Rencontres Jean-Louis Cohen : « Héritages et perspectives »
Par l’ampleur de son œuvre et de ses engagements, Jean-Louis Cohen a profondément marqué le champ de l’histoire de l’architecture et de l’urbanisme, non seulement en France mais dans le monde. Historien de la modernité architecturale, il s’est attaché à en étudier les principales figures, ainsi que les développements plus anonymes, sans en négliger les moments les plus sombres. Participant à l’essor de l’histoire mondiale, il a mis l’accent sur les circulations internationales qui ont alimenté la globalisation de l’architecture. Ses terrains de recherche ont porté aussi bien sur l’Europe et l’Amérique du Nord que sur le Maroc colonial ou l’URSS, avec le souci constant d’analyser les connexions entre ces différentes scènes. Par-delà ces travaux fondamentaux, Jean-Louis Cohen a aussi forgé une approche de l’histoire et des concepts, comme celui d’« interurbanité », cherchant par là à caractériser les transferts complexes qu’il traquait entre les villes du monde. Auteur et chercheur prolifique, il n’a cessé d’enseigner et de renouveler les formes de la transmission, qu’il s’agisse de grandes expositions organisées sur différents continents, de la préfiguration de la Cité de l’architecture à Paris, ou de la série de cours publics donnés en tant que professeur invité au Collège de France.
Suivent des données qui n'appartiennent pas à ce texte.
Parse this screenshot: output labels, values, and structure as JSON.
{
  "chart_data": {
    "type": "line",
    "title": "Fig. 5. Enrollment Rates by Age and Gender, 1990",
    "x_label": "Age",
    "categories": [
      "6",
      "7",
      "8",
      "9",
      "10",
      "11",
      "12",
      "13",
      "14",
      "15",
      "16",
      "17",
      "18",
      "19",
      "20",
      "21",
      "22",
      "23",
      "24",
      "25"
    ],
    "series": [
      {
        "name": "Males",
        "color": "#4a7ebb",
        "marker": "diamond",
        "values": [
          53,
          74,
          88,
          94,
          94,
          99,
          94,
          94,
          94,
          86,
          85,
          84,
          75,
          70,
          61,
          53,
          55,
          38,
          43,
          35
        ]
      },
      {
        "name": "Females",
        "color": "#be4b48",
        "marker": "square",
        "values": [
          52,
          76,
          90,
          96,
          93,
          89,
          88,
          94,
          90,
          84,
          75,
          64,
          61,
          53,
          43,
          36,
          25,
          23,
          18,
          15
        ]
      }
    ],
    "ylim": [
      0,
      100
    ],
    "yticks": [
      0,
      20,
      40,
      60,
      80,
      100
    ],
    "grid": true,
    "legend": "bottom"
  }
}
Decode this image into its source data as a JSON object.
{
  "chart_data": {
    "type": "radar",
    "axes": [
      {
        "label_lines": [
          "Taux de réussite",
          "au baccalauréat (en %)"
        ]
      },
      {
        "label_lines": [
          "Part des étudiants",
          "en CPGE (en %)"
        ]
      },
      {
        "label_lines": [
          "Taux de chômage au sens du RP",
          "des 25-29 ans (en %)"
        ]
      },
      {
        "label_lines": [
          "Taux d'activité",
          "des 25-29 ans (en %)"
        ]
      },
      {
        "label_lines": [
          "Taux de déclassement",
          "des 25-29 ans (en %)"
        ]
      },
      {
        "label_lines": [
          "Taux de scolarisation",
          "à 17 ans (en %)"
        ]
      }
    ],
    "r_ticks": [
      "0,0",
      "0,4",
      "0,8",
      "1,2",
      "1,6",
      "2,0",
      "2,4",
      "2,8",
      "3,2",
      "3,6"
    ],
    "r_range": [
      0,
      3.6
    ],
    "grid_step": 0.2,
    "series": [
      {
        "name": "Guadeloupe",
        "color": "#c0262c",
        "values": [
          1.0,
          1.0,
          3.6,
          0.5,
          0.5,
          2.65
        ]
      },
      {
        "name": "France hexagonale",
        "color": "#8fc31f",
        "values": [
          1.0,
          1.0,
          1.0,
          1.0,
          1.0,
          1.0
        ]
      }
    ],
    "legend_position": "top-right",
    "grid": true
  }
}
Après la disparition soudaine de Jean-Louis Cohen en 2023, nous souhaitons revenir sur les héritages qu’il nous a transmis et nous interroger sur les perspectives qu’il a contribué à ouvrir pour l’histoire de l’architecture. Plus que d’organiser un hommage, il s’agit de réfléchir collectivement aux chantiers intellectuels qu’il a alimentés et parfois suscités, marquant plusieurs générations de chercheuses et chercheurs. Quel est le legs de la pensée et de l’action de cet historien qui nous anime aujourd’hui ? Comment nous en emparons-nous pour déployer de nouvelles pistes de recherche ? Comment nous en écartons-nous aussi ? Ces questionnements se veulent rétrospectifs, mais aussi tournés vers le présent et l’avenir de l’histoire de l’architecture.
Les Rencontres Jean-Louis Cohen prennent la forme d’un cycle de journées d’études internationales organisées à Paris. Chaque journée est consacrée à un thème permettant d’éclairer un aspect des héritages et perspectives ouverts par son travail. Les propositions de communications s’inscriront dans chacun des thèmes définis. Elles peuvent porter sur un aspect particulier de la production de Jean-Louis Cohen (livres, expositions, enseignements, etc.), sur des enjeux plus méthodologiques (concepts, approches, sources, etc.) ou encore sur des travaux de chercheurs discutés en lien avec ses apports. Ces Rencontres sont non seulement ouvertes aux personnes ayant interagi avec lui, mais aussi et surtout aux chercheurs avec lesquels son travail résonne.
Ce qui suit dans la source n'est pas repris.